Whether using Huge or standard pages you can also enable NUMA awareness with Oracle by setting the parameter _enable_NUMA_support = TRUE.  When enabled this can be viewed in the Oracle alert log

NUMA node details:

  OS NUMA node 0 (16 cpus) mapped to Oracle NUMA node 0

  OS NUMA node 1 (16 cpus) mapped to Oracle NUMA node 1

and has the impact of binding core processes to NUMA nodes

DBW0 started with pid=12, OS id=3902 , bound to OS numa node 0

Starting background process DBW1

DBW1 started with pid=11, OS id=3904 , bound to OS numa node 1

Starting background process DBW2

DBW2 started with pid=14, OS id=3906 , bound to OS numa node 0

Starting background process DBW3

DBW3 started with pid=13, OS id=3908 , bound to OS numa node 1

Starting background process LGWR

LGWR started with pid=15, OS id=3910 , bound to OS numa node 1

allocating the SGA with locality considerations

Area #2 `NUMA pool 0' containing Subareas 3-3

  Total size 0000000a10000000 Minimum Subarea size 10000000

  Owned by: 0

   Area Subarea    Shmid      Stable Addr      Actual Addr

      2 3 25100291 0x00000080000000 0x00000080000000

               Subarea size     Segment size  

                          0000000a10000000 0000000a10000000

Area #3 `NUMA pool 1' containing Subareas 4-4

  Total size 0000000a10000000 Minimum Subarea size 10000000

  Owned by: 1

   Area Subarea    Shmid      Stable Addr      Actual Addr

      3 4 25133060 0x00000a90000000 0x00000a90000000

               Subarea size     Segment size  

as well as binding listeners to processors.

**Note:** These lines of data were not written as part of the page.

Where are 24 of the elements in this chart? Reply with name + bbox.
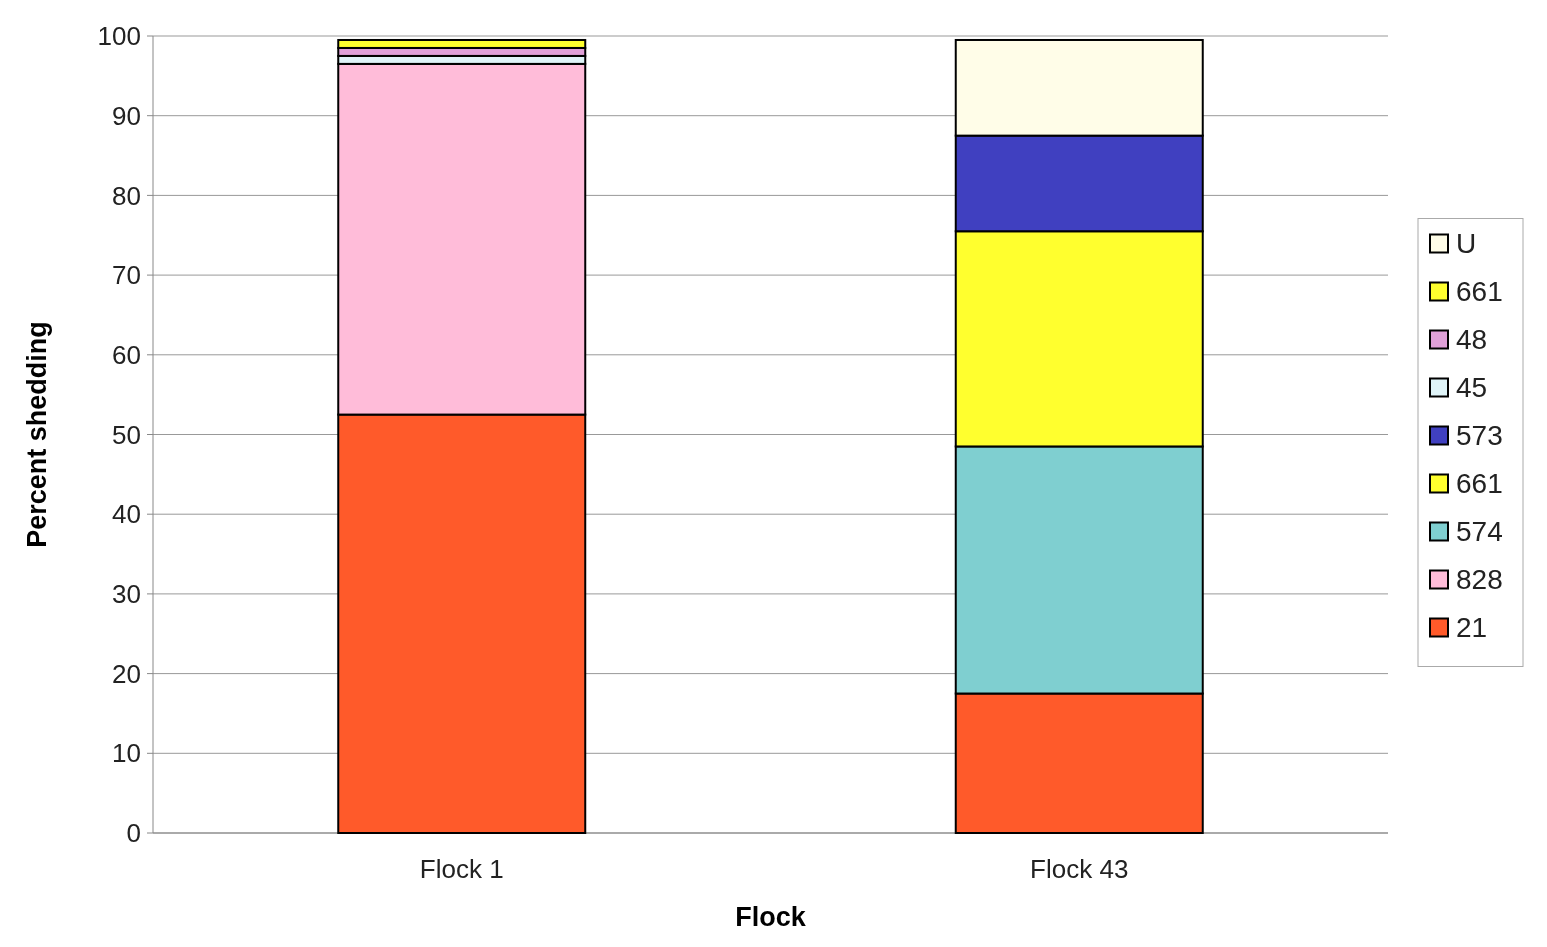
y-axis-title: Percent shedding bbox=[22, 321, 52, 548]
legend-label: 661 bbox=[1456, 276, 1503, 308]
x-tick-label: Flock 43 bbox=[1030, 854, 1129, 884]
legend-label: 21 bbox=[1456, 612, 1488, 644]
legend-label: 661 bbox=[1456, 468, 1503, 500]
x-tick-label: Flock 1 bbox=[419, 854, 504, 884]
y-tick-label: 100 bbox=[97, 21, 141, 52]
y-tick-label: 90 bbox=[112, 100, 141, 131]
y-tick-label: 0 bbox=[126, 818, 141, 849]
legend-label: 574 bbox=[1456, 516, 1503, 548]
legend-label: 45 bbox=[1456, 372, 1488, 404]
y-tick-label: 60 bbox=[112, 339, 141, 370]
y-tick-label: 20 bbox=[112, 658, 141, 689]
y-tick-label: 40 bbox=[112, 499, 141, 530]
y-tick-label: 50 bbox=[112, 419, 141, 450]
y-tick-label: 80 bbox=[112, 180, 141, 211]
legend-label: U bbox=[1456, 228, 1477, 260]
y-tick-label: 70 bbox=[112, 260, 141, 291]
x-axis-title: Flock bbox=[735, 902, 807, 932]
y-tick-label: 10 bbox=[112, 738, 141, 769]
legend-label: 828 bbox=[1456, 564, 1503, 596]
y-tick-label: 30 bbox=[112, 579, 141, 609]
legend-label: 48 bbox=[1456, 324, 1488, 356]
legend-label: 573 bbox=[1456, 420, 1503, 452]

Setting  _enable_NUMA_support on a NUMA enabled system means Oracle will operate on a NUMA aware basis and as systems increase in size and socket counts deliver efficiencies that increase performance. 

Once the system is configured you may also want to monitor the memory  performance to ensure that everything has been configured correctly. To do so I would recommend the Intel Performance Counter Monitor , one of the tools included within this package enables you to observer your memory performance in a similar way to iostat is used to monitor I/O.


In the example shown above it can be seen that taking the approach described in this post and evenly distributing the Oracle SGA across the memory nodes in a system you can achieve an optimal and balanced Oracle configuration.